Figure 1. Expression of FOXM1 and ERα in response to E2, OHT and ICI treatments in breast cancer cell lines.

ZR-75-1, MCF-7 and MDA-MB-231 cells were cultured in 5% double-charcoal striped FCS and phenol red free medium for 24h before stimulated with E2. Breast cancer cells cultured in 10% FCS and phenol red medium were also treated with OHT or ICI. At times indicated, cells were collected and analysed for FOXM1, ERα and tubulin expression by western blotting. FOXM1 mRNA levels of these cells were also analysed by qRT-PCR,, and normalized with L19 RNA expression.
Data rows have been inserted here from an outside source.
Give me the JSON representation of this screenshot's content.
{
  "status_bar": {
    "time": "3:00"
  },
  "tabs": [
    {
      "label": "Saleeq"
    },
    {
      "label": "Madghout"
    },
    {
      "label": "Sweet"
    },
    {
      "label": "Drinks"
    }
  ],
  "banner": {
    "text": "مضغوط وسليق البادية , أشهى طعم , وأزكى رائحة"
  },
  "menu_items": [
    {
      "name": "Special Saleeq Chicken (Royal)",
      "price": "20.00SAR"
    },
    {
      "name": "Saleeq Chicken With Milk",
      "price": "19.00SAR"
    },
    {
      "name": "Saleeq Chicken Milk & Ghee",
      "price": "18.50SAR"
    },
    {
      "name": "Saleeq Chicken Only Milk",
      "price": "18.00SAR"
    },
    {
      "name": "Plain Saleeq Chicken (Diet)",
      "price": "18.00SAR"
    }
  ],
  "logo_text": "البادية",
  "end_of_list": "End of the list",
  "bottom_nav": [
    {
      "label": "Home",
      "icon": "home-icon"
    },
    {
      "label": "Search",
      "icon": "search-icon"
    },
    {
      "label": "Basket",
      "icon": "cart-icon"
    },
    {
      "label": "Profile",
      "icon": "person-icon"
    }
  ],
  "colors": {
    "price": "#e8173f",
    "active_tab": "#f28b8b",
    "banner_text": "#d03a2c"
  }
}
Total RNA (2 μg) isolated using the RNeasy Mini kit (Qiagen, Crawley, UK) was reverse transcribed using the Superscript III reverse transcriptase and random primers (Invitrogen, Paisley, UK), and the resulting first strand cDNA was used as template in the real-time PCR. All experiments were performed in triplicate. The following gene-specific primer pairs were designed using the ABI Primer Express software: FOXM1-sense: 5′-TGCAGCTAGGGATGTGAATCTTC-3′ and FOXM1-antisense: 5′-GGAGCCCAGTCCATCAGAACT-3′; ERα-sense: 5′-CAGATGGTCAGTGCCTTGTTGG-3′ and ERα-antisense: 5′-CCAAGAGCAAGTTAGGAGCAAACAG-3′; L19-sense 5′-GCGGAAGGGTACAGCCAAT-3′ and L19-antisense 5′-GCAGCCGGCGCAAA-3′. Specificity of each primer was determined using NCBI BLAST module. Real time PCR was performed with ABI PRISM 7700 Sequence Detection System using SYBR Green Mastermix (Applied Biosystems, Brackley, UK). The qRT-PCR results shown are representative of 3 independent experiments.